Welcome to another issue of Mind Macros - I hope you find something of value.
Western notions of authenticity often cause more harm than good. Because it is impossible to separate ourselves from the unconscious behavior we have adopted, the advice to “just be yourself” is misleading.
Living authentically has three issues:
This brings us to ask whether an authentic self even exists. Professor Michael Puett, of Harvard University’s Department of Chinese History, explains:
“Chinese thinkers would argue that you are not and should not think of yourself as a single, unified being. Let’s say that you think of yourself as someone with a temper; someone who gets angry easily. The thinkers we are about to encounter would argue that you should not say, 'Well, that’s just the way I am,' and embrace yourself for who you are. As we will see, perhaps you aren’t inherently an angry person. Perhaps you simply slipped into ruts—patterns of behavior—that you allowed to define who you thought you were. The truth is that you have just as much potential to be, say, gentle or forgiving as you do to be angry.
“These philosophers would urge us to recognize that we are all complex and changing constantly. Every person has many different and often contradictory emotional dispositions, desires, and ways of responding to the world. In other words, we aren’t just who we are: we can actively make ourselves into better people all the time.” — From The Path by Michael Puett
The philosophers Puett refers to are those who follow Confucianism, a school of thought based on the teachings of Confucius.
Unlike the Western self, often defined by labels, the Eastern self proposes that labels cannot capture the complexity of our consciousness. This is because our identities are fluid and continually changing. The Eastern self recognizes our conflicting emotions as the product of a fragmented self, which we can refine in our lifetime. In this sense, a self cannot be found; it must be cultivated.
Buddhism views greed, anger and ignorance as the root of suffering that stifles our well-being. It is beneficial for us all to minimize these negative emotions regardless of faith.
Here is how the Buddhist monk Shunmyō Masuno describes them:
“When we are afflicted with greed, once we acquire whatever it is we desire, we are still left wanting more.
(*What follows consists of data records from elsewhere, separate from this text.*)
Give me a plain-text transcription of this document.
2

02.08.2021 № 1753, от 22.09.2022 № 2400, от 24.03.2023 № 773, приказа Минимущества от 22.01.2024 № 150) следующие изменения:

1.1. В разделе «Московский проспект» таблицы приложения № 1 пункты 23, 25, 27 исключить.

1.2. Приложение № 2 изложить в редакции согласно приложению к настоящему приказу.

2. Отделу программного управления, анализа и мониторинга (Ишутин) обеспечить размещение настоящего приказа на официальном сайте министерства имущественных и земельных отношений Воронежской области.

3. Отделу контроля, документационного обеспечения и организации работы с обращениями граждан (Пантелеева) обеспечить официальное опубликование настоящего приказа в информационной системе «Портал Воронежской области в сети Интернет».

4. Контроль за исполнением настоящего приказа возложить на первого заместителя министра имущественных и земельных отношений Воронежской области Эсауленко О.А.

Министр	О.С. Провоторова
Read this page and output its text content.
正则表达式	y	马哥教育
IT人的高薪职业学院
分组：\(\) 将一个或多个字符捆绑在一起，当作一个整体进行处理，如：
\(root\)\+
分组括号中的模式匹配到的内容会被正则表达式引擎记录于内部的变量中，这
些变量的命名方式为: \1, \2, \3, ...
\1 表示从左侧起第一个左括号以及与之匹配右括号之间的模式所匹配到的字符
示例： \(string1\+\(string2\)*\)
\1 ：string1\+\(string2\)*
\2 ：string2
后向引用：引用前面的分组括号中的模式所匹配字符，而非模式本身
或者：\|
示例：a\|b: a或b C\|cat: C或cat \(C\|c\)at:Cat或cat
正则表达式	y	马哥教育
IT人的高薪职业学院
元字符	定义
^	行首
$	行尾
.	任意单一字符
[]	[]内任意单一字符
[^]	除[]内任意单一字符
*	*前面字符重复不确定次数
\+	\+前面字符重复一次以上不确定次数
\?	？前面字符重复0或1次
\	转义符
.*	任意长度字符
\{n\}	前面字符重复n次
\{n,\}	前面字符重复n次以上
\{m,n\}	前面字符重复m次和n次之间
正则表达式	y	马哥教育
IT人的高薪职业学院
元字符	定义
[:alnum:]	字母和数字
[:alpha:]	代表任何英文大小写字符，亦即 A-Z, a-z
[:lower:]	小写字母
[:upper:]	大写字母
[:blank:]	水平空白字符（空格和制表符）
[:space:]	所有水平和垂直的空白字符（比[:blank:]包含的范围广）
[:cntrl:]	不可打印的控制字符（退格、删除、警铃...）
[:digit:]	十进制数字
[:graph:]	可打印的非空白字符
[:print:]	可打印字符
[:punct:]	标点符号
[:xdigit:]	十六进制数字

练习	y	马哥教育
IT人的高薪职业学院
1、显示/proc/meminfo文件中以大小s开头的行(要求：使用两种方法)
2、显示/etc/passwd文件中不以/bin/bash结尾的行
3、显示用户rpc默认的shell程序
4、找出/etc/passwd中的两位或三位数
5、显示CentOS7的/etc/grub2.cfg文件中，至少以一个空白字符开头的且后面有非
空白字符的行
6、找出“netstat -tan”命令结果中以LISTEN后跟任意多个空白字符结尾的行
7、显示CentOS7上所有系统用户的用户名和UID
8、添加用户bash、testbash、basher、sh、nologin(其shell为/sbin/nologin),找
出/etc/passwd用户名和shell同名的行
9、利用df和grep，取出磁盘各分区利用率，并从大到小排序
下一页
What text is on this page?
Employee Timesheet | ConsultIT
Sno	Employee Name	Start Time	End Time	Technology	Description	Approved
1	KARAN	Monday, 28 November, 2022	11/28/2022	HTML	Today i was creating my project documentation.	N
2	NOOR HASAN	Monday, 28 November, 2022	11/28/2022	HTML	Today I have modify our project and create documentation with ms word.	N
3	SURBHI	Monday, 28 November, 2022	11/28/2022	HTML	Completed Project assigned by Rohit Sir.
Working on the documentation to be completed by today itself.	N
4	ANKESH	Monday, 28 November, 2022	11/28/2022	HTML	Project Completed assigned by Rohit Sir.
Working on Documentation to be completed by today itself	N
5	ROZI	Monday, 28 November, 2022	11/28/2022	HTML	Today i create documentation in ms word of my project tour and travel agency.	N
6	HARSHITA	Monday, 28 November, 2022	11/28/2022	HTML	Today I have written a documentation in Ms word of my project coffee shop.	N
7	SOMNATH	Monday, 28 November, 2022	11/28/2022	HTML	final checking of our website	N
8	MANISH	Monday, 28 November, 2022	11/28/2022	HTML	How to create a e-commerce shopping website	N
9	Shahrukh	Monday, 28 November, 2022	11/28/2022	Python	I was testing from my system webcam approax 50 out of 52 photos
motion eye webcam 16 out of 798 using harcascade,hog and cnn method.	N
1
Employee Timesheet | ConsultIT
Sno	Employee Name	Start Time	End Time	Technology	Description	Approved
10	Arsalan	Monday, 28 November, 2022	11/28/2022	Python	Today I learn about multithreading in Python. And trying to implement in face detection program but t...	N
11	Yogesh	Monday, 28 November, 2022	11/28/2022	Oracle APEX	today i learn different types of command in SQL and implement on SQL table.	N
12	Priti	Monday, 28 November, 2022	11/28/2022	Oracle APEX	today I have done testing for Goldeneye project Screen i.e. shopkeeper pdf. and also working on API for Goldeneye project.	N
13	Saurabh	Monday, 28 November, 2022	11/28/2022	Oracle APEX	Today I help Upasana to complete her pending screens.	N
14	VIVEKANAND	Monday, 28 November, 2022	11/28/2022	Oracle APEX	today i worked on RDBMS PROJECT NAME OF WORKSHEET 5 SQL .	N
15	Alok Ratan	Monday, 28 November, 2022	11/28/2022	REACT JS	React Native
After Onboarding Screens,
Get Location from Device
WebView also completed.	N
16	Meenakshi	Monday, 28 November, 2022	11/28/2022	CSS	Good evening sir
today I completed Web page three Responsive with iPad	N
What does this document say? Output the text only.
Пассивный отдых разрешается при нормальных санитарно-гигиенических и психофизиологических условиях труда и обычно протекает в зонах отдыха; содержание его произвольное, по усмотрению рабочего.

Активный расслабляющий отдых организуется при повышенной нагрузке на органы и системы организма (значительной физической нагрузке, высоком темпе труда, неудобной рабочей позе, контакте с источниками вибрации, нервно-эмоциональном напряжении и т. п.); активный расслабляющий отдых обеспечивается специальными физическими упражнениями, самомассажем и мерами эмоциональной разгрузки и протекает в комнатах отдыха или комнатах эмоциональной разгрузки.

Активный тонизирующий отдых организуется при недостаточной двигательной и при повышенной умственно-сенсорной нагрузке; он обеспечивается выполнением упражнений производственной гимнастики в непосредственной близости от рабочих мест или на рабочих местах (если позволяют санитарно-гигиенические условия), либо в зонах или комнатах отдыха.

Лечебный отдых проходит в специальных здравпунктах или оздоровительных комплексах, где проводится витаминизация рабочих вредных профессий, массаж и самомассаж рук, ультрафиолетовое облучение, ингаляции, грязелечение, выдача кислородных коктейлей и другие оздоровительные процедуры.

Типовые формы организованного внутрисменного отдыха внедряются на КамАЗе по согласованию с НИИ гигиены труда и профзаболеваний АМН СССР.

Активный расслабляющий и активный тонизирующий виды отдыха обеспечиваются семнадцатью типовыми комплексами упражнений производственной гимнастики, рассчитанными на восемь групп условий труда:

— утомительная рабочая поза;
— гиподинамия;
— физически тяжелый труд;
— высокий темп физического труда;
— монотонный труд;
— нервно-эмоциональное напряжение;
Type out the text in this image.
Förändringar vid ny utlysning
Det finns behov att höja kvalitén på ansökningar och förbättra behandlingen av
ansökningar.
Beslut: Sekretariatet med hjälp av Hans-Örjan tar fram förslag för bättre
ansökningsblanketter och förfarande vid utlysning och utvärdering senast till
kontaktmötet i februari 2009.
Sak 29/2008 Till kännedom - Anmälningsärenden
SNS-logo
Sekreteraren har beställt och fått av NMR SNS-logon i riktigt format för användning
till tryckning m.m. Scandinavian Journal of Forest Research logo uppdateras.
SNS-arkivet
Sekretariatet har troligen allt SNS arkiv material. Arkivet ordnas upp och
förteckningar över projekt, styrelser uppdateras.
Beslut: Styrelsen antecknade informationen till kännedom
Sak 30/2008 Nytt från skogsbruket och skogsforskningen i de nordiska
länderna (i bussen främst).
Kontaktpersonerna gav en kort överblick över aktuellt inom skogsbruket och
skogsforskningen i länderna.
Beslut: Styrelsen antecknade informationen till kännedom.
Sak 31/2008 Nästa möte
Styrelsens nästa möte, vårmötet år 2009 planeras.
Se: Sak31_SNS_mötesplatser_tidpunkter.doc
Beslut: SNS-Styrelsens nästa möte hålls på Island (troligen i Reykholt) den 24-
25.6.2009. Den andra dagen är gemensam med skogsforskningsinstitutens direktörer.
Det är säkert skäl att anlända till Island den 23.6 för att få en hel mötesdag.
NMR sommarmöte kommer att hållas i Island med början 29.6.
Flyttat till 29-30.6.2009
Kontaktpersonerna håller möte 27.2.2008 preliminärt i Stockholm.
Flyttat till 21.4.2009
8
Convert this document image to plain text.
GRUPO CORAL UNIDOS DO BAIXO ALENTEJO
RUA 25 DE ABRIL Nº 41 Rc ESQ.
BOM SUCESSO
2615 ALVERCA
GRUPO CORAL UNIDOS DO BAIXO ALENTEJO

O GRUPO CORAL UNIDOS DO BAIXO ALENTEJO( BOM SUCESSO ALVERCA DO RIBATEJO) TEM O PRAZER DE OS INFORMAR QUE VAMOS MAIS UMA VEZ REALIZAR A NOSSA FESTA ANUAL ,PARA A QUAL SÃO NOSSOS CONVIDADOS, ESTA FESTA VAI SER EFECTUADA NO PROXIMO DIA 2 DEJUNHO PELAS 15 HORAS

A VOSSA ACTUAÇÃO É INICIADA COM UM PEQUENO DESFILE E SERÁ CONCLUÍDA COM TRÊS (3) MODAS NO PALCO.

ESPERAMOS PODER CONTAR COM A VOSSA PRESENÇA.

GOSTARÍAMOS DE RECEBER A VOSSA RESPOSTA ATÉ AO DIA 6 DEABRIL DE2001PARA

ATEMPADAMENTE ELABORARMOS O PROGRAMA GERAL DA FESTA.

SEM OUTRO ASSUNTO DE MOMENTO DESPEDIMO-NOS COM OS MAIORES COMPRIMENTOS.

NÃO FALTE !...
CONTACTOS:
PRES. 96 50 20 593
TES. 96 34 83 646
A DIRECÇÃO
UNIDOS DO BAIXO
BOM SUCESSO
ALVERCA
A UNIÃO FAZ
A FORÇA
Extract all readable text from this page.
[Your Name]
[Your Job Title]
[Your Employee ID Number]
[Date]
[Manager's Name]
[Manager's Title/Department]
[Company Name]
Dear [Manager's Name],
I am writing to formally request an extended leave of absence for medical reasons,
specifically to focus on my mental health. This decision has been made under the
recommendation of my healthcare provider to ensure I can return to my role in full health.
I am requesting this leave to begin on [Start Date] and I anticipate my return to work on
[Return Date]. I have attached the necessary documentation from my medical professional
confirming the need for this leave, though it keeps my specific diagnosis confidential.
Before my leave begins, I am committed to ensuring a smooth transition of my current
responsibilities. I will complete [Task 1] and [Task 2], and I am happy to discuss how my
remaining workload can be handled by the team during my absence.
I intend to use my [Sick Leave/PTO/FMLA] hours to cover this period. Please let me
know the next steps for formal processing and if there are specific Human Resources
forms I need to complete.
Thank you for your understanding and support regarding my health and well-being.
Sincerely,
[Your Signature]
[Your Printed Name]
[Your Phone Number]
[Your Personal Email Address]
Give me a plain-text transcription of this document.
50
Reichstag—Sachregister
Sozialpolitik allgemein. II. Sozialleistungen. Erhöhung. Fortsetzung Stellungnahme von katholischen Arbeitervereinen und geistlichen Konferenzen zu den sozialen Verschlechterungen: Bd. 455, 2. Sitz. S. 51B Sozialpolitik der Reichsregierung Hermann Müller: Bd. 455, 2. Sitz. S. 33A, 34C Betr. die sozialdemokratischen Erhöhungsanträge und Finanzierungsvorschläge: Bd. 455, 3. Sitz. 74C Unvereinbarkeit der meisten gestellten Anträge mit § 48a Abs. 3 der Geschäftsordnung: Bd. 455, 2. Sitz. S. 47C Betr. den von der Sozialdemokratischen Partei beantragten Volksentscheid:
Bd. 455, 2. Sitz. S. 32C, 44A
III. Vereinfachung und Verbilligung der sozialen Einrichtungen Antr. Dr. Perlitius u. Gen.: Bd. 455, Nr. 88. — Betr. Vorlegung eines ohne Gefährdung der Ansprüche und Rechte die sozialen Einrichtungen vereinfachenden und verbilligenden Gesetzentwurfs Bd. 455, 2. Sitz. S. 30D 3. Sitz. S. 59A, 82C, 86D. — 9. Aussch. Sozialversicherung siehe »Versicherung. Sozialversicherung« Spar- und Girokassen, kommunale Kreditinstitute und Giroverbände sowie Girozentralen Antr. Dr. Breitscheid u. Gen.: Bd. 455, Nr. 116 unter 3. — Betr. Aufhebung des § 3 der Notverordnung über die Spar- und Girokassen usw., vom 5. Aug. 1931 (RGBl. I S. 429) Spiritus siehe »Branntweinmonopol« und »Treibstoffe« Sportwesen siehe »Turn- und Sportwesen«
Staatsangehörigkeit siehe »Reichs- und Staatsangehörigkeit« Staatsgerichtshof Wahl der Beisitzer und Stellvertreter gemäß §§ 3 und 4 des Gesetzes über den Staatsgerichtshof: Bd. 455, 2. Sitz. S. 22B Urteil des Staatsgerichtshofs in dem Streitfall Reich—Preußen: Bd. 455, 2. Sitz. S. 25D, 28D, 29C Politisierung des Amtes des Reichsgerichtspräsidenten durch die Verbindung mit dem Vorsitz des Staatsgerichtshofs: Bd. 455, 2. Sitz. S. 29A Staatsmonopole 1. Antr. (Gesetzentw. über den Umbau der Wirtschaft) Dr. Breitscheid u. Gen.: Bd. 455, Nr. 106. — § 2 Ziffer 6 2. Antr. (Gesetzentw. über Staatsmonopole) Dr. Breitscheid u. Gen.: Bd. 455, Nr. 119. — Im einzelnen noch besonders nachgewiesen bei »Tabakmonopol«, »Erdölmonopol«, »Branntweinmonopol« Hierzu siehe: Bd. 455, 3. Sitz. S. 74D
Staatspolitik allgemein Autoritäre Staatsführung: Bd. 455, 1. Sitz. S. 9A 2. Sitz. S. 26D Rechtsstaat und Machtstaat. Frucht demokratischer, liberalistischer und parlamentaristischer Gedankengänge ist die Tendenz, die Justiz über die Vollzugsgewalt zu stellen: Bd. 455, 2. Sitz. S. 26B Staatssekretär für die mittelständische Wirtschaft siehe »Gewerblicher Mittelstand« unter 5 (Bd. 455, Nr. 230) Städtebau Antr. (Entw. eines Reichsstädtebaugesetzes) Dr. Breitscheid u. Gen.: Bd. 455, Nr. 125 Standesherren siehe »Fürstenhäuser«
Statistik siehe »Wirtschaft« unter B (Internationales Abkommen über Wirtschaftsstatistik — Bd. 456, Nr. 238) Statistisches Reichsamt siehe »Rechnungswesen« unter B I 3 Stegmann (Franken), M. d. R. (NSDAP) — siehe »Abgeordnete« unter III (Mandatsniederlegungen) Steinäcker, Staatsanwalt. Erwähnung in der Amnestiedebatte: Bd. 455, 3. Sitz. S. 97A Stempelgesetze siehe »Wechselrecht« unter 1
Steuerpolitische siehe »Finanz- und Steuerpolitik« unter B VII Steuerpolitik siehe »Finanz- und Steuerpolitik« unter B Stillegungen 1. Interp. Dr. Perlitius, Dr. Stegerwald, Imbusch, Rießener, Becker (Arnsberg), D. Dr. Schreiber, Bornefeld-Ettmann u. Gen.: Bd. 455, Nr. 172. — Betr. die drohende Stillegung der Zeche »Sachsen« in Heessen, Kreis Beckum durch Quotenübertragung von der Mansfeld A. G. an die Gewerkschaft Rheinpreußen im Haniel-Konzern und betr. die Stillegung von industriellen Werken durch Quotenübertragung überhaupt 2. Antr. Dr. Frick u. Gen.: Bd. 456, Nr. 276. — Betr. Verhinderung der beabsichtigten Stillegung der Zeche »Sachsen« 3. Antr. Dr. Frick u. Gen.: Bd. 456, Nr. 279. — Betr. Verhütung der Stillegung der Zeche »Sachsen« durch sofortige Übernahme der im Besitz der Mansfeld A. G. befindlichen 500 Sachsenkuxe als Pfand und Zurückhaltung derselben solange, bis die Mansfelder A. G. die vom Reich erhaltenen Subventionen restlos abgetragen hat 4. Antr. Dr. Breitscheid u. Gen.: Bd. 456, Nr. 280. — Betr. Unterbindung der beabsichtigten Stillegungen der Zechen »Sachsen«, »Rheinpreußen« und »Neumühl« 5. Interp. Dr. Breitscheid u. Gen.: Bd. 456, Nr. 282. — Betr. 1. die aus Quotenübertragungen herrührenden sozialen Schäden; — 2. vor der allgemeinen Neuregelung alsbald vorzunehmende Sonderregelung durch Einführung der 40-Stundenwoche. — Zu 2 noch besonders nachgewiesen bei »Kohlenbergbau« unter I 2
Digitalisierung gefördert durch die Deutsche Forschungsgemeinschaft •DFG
"Anger makes us enraged by the slightest things, and once it is provoked, we take it out on others.
"Ignorance is a state of foolishness: we are heedless of common sense or knowledge and lacking in education. As long as we allow ourselves to be governed by these three poisons, we will be unable to find peace.” — From Zen: The Art of Simple Living by Shunmyō Masuno
“When we think forward a few years and picture ourselves in a better position, we are making a comparison of our present self with our future self, and this provides us with our sense of purpose. But when those few years have passed, and if we now enjoy that improved standing, what do we do? Do we look back to our younger self and feel happy that we have moved forward? Very rarely. Instead we look around our peer group now, and compare ourselves with those who are doing a little better than us. And again we find ourselves lacking.” — From A Book of Secrets by Derren Brown
We are prone to playing the comparison game. It seems as though we are only ever looking forward to what we lack, rather than back at what we had.
Seneca’s writings might offer an antidote to this problem. He advises us to separate natural desires from unnatural ones, claiming the latter only result in greater cravings. Defining natural desires as having an end and unnatural desires as always leaving something ahead, Seneca writes:
“Whenever you want to know whether the desire aroused in you by something you are pursuing is natural or quite unseeing, ask yourself whether it is capable of coming to rest at any point; if after going a long way there is always something remaining farther away, be sure it is not something natural.”
“Michel Foucault talked of the ancient genre of hupomnemata (notes to oneself). He called the journal a ‘weapon for spiritual combat,’ a way to practice philosophy and purge the mind of agitation and foolishness and to overcome difficulty. To silence the barking dogs in your head. To prepare for the day ahead. To reflect on the day that has passed. Take note of insights you’ve heard. Take the time to feel wisdom flow through your fingertips and onto the page. This is what the best journals look like. They aren’t for the reader. They are for the writer. To slow the mind down. To wage peace with oneself.” — From Stillness is the Key by Ryan Holiday
I have found journaling to be the most effective method for overcoming inner disturbances. Journaling for me is not keeping a diary and logging the events of the day, but exploring who I am.
The purpose of keeping a journal differs for everyone. Some like to analyze their past, unraveling the web of unprocessed events that have accrued over their lifetime. Coming to terms with the past can help us make better sense of the present and future. Another style could be emotional journaling, exploring feelings as they arise and identifying their triggers.
Whichever style you choose, it’s important to remember that journaling isn’t the story of what you’re doing but rather the story of how you’re thinking.
“Watch your thoughts, they become your words. Watch your words, they become your actions. Watch your actions, they become your habits. Watch your habits, they become your character. Watch your character, it becomes your destiny.”
“When you give up, your potential drops to zero. Possibility springs from confidence.”